Based on the high referral rates which showed a population with increased need to seek help, the rate of hearing aid trial and uptake was very low.  Kochkin (2007) indicated several factors: perception of hearing aid disadvantages, cost, and lack of trust in the professional recommending amplification.  Wallhagen (2010) reported stigmatization of hearing loss among older adults, with indications of associating hearing aid use with lower cognitive function, advanced age, and disability.  The stigma seemed to be reinforced by negative attitudes by professionals and partners, as well as the emphasis on discreet appearance placed by the hearing aid industry (Wallhagen, 2010).  Meyer and Hickson (2012) in a comprehensive review of factors affecting help-seeking and hearing aid adoption emphasized the need for general practitioners to refer to audiology for hearing assessment and intervention.  Hearing aids are not subsidized in Cyprus, making cost a major factor in hearing aid adoption by this population, followed by expectations and benefit of hearing aid use, with only half the people using hearing aids reporting any level of satisfaction.

Quality of life in adults with hearing loss can be improved with appropriate intervention.  Emotional, communication, and cognitive function, as well as depression scores improved after hearing aid fitting (Mulrow et al., 1990).  The need to increase early detection of adult hearing loss was further emphasized by economic advantages found by Morris, Lutman, Cook, and Turner (2012):  they reported that screening is more cost effective than referral by the General  Practitioner, and recommended a pilot of hearing screening at 60, 65, and 70 years of age. 

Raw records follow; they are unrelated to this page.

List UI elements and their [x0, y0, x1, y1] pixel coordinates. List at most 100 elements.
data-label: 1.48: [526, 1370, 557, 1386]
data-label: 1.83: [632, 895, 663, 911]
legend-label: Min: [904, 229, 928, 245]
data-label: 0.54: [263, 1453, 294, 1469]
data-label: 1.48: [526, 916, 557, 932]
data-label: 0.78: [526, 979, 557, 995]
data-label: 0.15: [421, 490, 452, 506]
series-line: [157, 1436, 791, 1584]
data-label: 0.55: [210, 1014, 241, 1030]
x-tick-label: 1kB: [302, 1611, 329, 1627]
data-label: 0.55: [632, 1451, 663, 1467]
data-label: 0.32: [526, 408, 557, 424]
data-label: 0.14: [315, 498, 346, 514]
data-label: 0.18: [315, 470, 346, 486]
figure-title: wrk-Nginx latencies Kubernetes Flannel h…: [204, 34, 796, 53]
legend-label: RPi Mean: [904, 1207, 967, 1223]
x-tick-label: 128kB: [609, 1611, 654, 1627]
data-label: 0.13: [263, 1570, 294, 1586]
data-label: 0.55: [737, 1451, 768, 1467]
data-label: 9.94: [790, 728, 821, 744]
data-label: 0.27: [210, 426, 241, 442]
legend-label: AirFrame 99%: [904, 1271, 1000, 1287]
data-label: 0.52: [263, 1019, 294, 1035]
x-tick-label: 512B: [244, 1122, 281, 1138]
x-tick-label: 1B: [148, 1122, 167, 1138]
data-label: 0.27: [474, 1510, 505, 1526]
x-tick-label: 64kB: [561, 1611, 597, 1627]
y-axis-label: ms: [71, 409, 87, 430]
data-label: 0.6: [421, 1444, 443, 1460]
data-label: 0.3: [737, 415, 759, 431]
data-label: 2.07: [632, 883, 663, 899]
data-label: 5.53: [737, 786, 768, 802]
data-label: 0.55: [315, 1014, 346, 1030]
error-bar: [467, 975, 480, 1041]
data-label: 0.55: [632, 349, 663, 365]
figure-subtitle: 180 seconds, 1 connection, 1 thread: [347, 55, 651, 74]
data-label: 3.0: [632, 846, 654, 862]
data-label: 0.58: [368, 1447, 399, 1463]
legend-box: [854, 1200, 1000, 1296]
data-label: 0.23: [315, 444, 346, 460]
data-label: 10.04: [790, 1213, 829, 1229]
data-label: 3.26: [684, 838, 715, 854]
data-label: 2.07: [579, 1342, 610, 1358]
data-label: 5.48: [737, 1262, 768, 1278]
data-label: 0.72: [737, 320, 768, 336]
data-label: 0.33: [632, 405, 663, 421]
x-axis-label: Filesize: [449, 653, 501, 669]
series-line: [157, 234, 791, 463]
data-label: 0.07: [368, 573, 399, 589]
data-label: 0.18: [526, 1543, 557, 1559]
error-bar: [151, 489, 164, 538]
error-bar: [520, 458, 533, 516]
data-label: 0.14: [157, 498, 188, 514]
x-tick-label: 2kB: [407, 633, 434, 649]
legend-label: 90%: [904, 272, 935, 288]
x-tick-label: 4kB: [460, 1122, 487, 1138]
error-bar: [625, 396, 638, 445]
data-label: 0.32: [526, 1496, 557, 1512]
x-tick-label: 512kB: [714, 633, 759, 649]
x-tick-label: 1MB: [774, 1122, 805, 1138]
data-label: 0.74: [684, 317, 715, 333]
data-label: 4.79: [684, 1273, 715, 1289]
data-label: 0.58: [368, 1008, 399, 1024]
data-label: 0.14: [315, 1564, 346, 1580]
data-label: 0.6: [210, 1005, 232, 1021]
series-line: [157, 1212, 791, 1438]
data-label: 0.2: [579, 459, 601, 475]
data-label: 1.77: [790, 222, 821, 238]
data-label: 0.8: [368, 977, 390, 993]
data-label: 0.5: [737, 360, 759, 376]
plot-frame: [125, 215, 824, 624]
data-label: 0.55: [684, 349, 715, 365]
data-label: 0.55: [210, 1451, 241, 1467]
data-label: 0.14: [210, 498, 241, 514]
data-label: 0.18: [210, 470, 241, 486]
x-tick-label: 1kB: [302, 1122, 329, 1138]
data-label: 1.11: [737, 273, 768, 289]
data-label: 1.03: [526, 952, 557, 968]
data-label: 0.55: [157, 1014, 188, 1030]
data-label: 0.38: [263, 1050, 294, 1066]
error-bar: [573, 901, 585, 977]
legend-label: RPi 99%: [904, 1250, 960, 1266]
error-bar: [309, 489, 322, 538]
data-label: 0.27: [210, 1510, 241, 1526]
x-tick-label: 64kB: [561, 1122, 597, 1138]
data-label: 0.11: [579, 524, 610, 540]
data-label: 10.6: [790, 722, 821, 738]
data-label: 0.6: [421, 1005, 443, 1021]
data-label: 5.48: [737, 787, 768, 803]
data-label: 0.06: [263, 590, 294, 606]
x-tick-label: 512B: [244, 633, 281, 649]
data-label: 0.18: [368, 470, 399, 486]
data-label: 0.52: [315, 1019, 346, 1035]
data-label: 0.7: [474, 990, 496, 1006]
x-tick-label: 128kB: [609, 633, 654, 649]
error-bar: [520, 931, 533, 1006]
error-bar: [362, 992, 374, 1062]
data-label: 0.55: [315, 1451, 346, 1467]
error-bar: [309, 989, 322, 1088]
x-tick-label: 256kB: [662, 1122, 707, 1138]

The tendency for people under 70 with marginal hearing loss to seek assessment indicates that increased awareness provided by well publicized screening programs and availability of assessment opportunities may eventually result in more people seeking support earlier for hearing difficulties.  Considering the time delay between first validation of perceived difficulty by professional verification of hearing loss and adoption of hearing aids, it remains to be seen if the group of people who participated in the study will adopt intervention earlier than predicted by existing reports.  Timely screening for hearing loss and communication difficulty, and preliminary counseling may be the first step toward this goal.  Further outcome measures are needed to investigate the impact of this screening program and sustainability of results.  As the primary care physician is older adults’ main health service provider, sensitization to early signs and timely referral for hearing evaluation and amplification might significantly improve quality of life in older adults.


This program was implemented by Cyprus Audiology Center, funded by the European project “AHEAD III: Assessment of Hearing in the Elderly:  Aging and Degeneration – Integration through Immediate Intervention”.  FP7, contract HEALTH-F2-2008-20083, 2008-2011.